On September 5, 1991, Peter’s mother sought an evaluation; however, she rescinded her request on September 11, 1991. On March 3,1993, she again requested an evaluation, noting on her request form that Peter had been diagnosed with ADHD. She received from the DOE two different responses: On March 12, she received a “Notice of Special Evaluation” that informed her that Peter was to be tested for “academic abilities,” but did not indicate the type , of evaluation that was to be given or notify her of the fact that she could challenge its results. Seven days later, she received a form which indicated that “an initial evaluation,” or a comprehensive test, would not be administered. On June 9,1993, she again requested an evaluation. The DOE then agreed to administer a comprehensive assessment.
III. The District Court’s Decision
The class representatives argued before the district court that the bases for the non-Chapter 36 referrals were in many cases similar to the reasons given for the comprehensive evaluations. They also noted that the non-Chapter 36 tests are administered selectively to individual children. 34 C.F.R. § 300.500(b). Therefore, the class representatives asserted, the procedural safeguards applicable to the comprehensive tests should be applicable to the non-Chapter' 36 evaluations! The district court held that the fact that the reasons given for the non-Chapter 36 referrals were similar to those given for comprehensive evaluations was not determinative. The court reasoned that school officials were entitled to draw conclusions about whether a particular problem was indicative either of a disability or instead of something less serious. The district court further held that it was not merely the administration of an evaluation to an individual child that triggered the IDEA’S protections, but rather, the selective evaluation of children whom the school district suspected of being disabled. The court found that there was no evidence that the DOE had any such suspicions, and that accordingly, the parents of students given the non-Chapter 36 tests had no right to avail themselves of the IDEA’S procedural safeguards.
As to the class representatives, the district court found that Tina’s mother, Ms. Williams, was informed about and consented to the non-Chapter 36 assessment; the DOE had sent her forms “which indicated] that Tina would be tested for academic and intellectual abilities.” The court noted that comprehensive special education evaluations are discussed in brochures that are sent to all parents. These brochures describe the evaluations as including “separate assessments that cover all areas related to the suspected disability, including where appropriate, health, vision, hearing, social and emotional status, general intelligence, academic performance, communication skills, and motor abilities.” The court went on to observe that “Ms. Williams has not stated that she never received this pamphlet.” The court, therefore, “assum[ed]” that she “must have known” that Tina was not being given a comprehensive evaluation because Tina was only to be tested for academic and intellectual abilities. The court also found that after Ms. Williams consented to the non-Chapter 36 testing, she was told that she could request an IDEA hearing if she disagreed with the DOE evaluation. Parents and Students contend, however, that she received no notice of her right to challenge the test results. The district court also found that Peter’s mother, Ms.
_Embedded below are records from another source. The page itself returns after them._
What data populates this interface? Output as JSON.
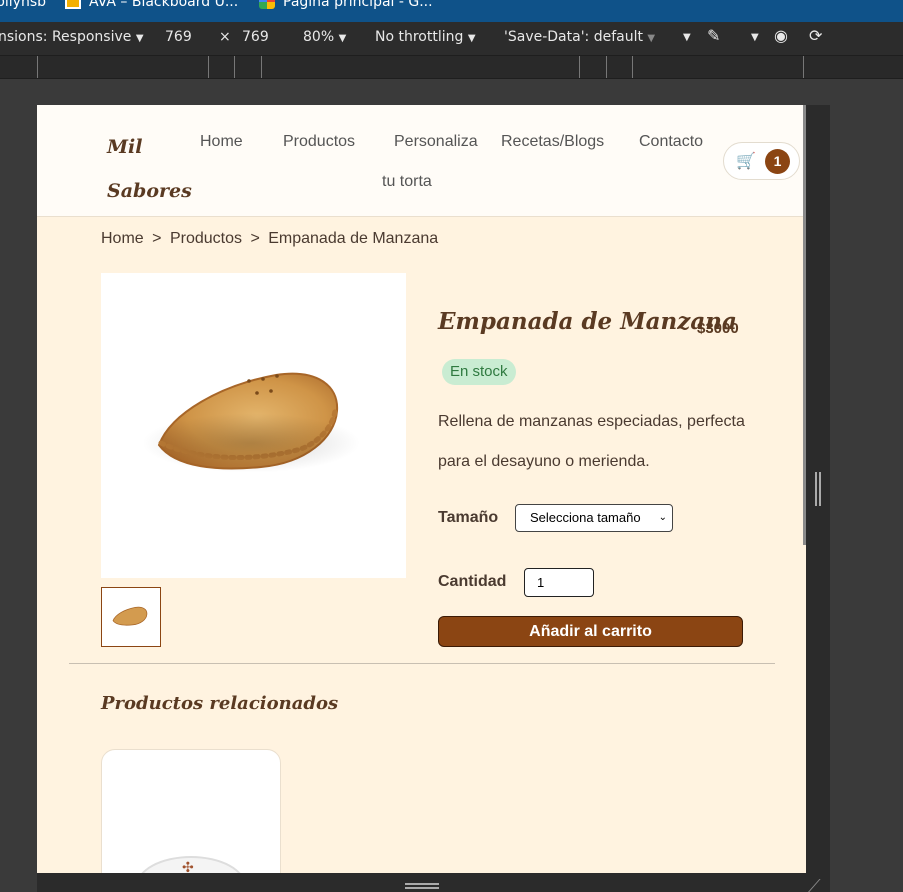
{
  "browser": {
    "bookmarks": [
      {
        "label": "biiyhsb"
      },
      {
        "label": "AVA – Blackboard U..."
      },
      {
        "label": "Página principal - G..."
      }
    ],
    "devtools": {
      "dimensions": "nsions: Responsive",
      "width": "769",
      "times": "×",
      "height": "769",
      "zoom": "80%",
      "throttling": "No throttling",
      "save_data": "'Save-Data': default"
    }
  },
  "site": {
    "logo_line1": "Mil",
    "logo_line2": "Sabores",
    "nav": {
      "home": "Home",
      "productos": "Productos",
      "personaliza_line1": "Personaliza",
      "personaliza_line2": "tu torta",
      "recetas": "Recetas/Blogs",
      "contacto": "Contacto"
    },
    "cart_count": "1"
  },
  "breadcrumb": {
    "home": "Home",
    "sep1": ">",
    "productos": "Productos",
    "sep2": ">",
    "current": "Empanada de Manzana"
  },
  "product": {
    "title": "Empanada de Manzana",
    "price": "$3000",
    "stock": "En stock",
    "description": "Rellena de manzanas especiadas, perfecta para el desayuno o merienda.",
    "size_label": "Tamaño",
    "size_value": "Selecciona tamaño",
    "qty_label": "Cantidad",
    "qty_value": "1",
    "add_button": "Añadir al carrito"
  },
  "related": {
    "title": "Productos relacionados"
  }
}
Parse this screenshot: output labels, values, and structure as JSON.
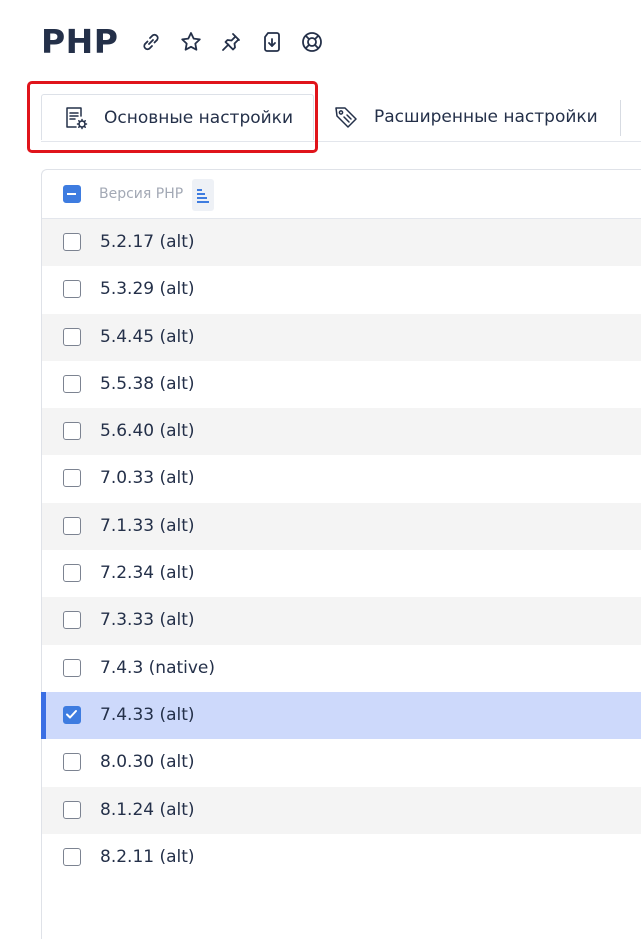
{
  "header": {
    "title": "PHP",
    "icons": [
      "link-icon",
      "star-icon",
      "pin-icon",
      "download-doc-icon",
      "help-lifebuoy-icon"
    ]
  },
  "toolbar": {
    "basic_settings_label": "Основные настройки",
    "advanced_settings_label": "Расширенные настройки",
    "active_tab": "basic_settings"
  },
  "table": {
    "column_header": "Версия PHP",
    "rows": [
      {
        "version": "5.2.17 (alt)",
        "checked": false
      },
      {
        "version": "5.3.29 (alt)",
        "checked": false
      },
      {
        "version": "5.4.45 (alt)",
        "checked": false
      },
      {
        "version": "5.5.38 (alt)",
        "checked": false
      },
      {
        "version": "5.6.40 (alt)",
        "checked": false
      },
      {
        "version": "7.0.33 (alt)",
        "checked": false
      },
      {
        "version": "7.1.33 (alt)",
        "checked": false
      },
      {
        "version": "7.2.34 (alt)",
        "checked": false
      },
      {
        "version": "7.3.33 (alt)",
        "checked": false
      },
      {
        "version": "7.4.3 (native)",
        "checked": false
      },
      {
        "version": "7.4.33 (alt)",
        "checked": true
      },
      {
        "version": "8.0.30 (alt)",
        "checked": false
      },
      {
        "version": "8.1.24 (alt)",
        "checked": false
      },
      {
        "version": "8.2.11 (alt)",
        "checked": false
      }
    ]
  },
  "colors": {
    "accent": "#3e7ce0",
    "selected_row": "#cdd9fb",
    "highlight_frame": "#e0141b",
    "text": "#243049"
  }
}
Ferreira, had withdrawn her request for an evaluation, but did not address the fact that she later renewed her request.
The court granted the DOE’s motion for summary judgment, and subsequently denied the class members’ motion for reconsideration. ■ Parents and Students now appeal.
STANDARD OF REVIEW
A grant of summary judgment is reviewed de novo. Warren v. City of Carlsbad, 58 F.3d 439, 441 (9th Cir.1995), cert. de*801nied, — U.S. —, 116 S.Ct. 1261, 134 L.Ed.2d 209 (1996). The appellate court must determine, viewing the evidence in the light most favorable to the nonmoving party, whether there are any genuine issues of material fact and whether the district court correctly applied the relevant substantive law. Id.
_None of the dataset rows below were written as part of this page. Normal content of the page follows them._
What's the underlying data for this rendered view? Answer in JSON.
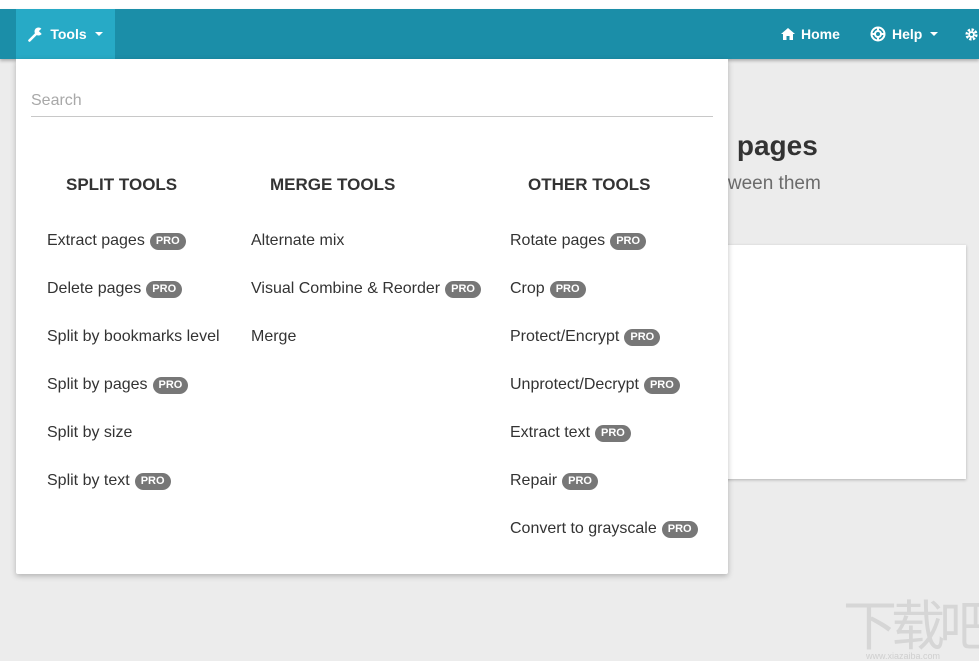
{
  "navbar": {
    "tools_label": "Tools",
    "home_label": "Home",
    "help_label": "Help"
  },
  "background": {
    "title_fragment": "n pages",
    "subtitle_fragment": "etween them"
  },
  "dropdown": {
    "search_placeholder": "Search",
    "pro_label": "PRO",
    "columns": [
      {
        "heading": "SPLIT TOOLS",
        "items": [
          {
            "label": "Extract pages",
            "pro": true
          },
          {
            "label": "Delete pages",
            "pro": true
          },
          {
            "label": "Split by bookmarks level",
            "pro": false
          },
          {
            "label": "Split by pages",
            "pro": true
          },
          {
            "label": "Split by size",
            "pro": false
          },
          {
            "label": "Split by text",
            "pro": true
          }
        ]
      },
      {
        "heading": "MERGE TOOLS",
        "items": [
          {
            "label": "Alternate mix",
            "pro": false
          },
          {
            "label": "Visual Combine & Reorder",
            "pro": true
          },
          {
            "label": "Merge",
            "pro": false
          }
        ]
      },
      {
        "heading": "OTHER TOOLS",
        "items": [
          {
            "label": "Rotate pages",
            "pro": true
          },
          {
            "label": "Crop",
            "pro": true
          },
          {
            "label": "Protect/Encrypt",
            "pro": true
          },
          {
            "label": "Unprotect/Decrypt",
            "pro": true
          },
          {
            "label": "Extract text",
            "pro": true
          },
          {
            "label": "Repair",
            "pro": true
          },
          {
            "label": "Convert to grayscale",
            "pro": true
          }
        ]
      }
    ]
  },
  "watermark": {
    "logo_text": "下载吧",
    "url": "www.xiazaiba.com"
  },
  "colors": {
    "navbar": "#1b8ea8",
    "tools_active": "#27aac6",
    "pro_badge": "#777777",
    "background": "#ececec"
  }
}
A denial of a motion for reconsideration under Rule 59(e) is construed as one denying relief under Rule 60(b) and will not be reversed absent an abuse of discretion. Barber v. Hawai‘i, 42 F.3d 1185, 1198 (9th Cir.1994); Fuller v. M.G. Jewelry, 950 F.2d 1437, 1441 (9th Cir.1991).
DISCUSSION
I. The' Controlling Suspicion Under the IDEA and § 501
Parents and Students contend that the procedural safeguards applicable to comprehensive special education evaluations, which include notice of the proposed action or inaction, an opportunity for parents to examine relevant records, and an impartial hearing, should be available to parents when non-Chapter 36 evaluation's are administered as well. See 34 C.F.R. § 104.36. That the administration of those tests should trigger the IDEA’S protections, they argue, is indicated by the fact that the non-Chapter 36 evaluation is a “proeedure[ ] used selectively with an individual child,” rather than a “basic test[] administered to or [a] procedure[] used with all children in a school, grade, or class.” 34 C.F.R. § 300.500(b),
The DOE relies upon the fact that the regulations implementing the IDEA and § 504 speak only of children who are suspected of having a disability, and regulate only those tests that are conducted to determine whether a child is eligible for special education. See 34 C.F.R. § 300.500 (“ ‘Evaluation’ means procedures used ... to determine whether a child has a disability and the nature and extent of the special education and related services the child needs.”); 34 C.F.R. § 104.36 (“A recipient that operates a public elementary or secondary education program shall establish and implement, with respect to actions regarding the identification, evaluation, or educational placement of persons who, because of handicap, need or are believed to need special instruction or related services, a system of procedural safeguards that includes notice, ... [and] an impartial hearing____”). The DOE contends that it did not suspect that the students who were given the non-Chapter 36 tests had disabilities. Those children, the DOE explains, were thought only to suffer from certain “achievement delays.” Accordingly, the DOE maintains that because it neither suspected any of those children of being disabled, nor tested them to determine their eligibility for special education, the IDEA’S mandate does not apply. On this basis, the district court granted the DOE’s motion for summary judgment.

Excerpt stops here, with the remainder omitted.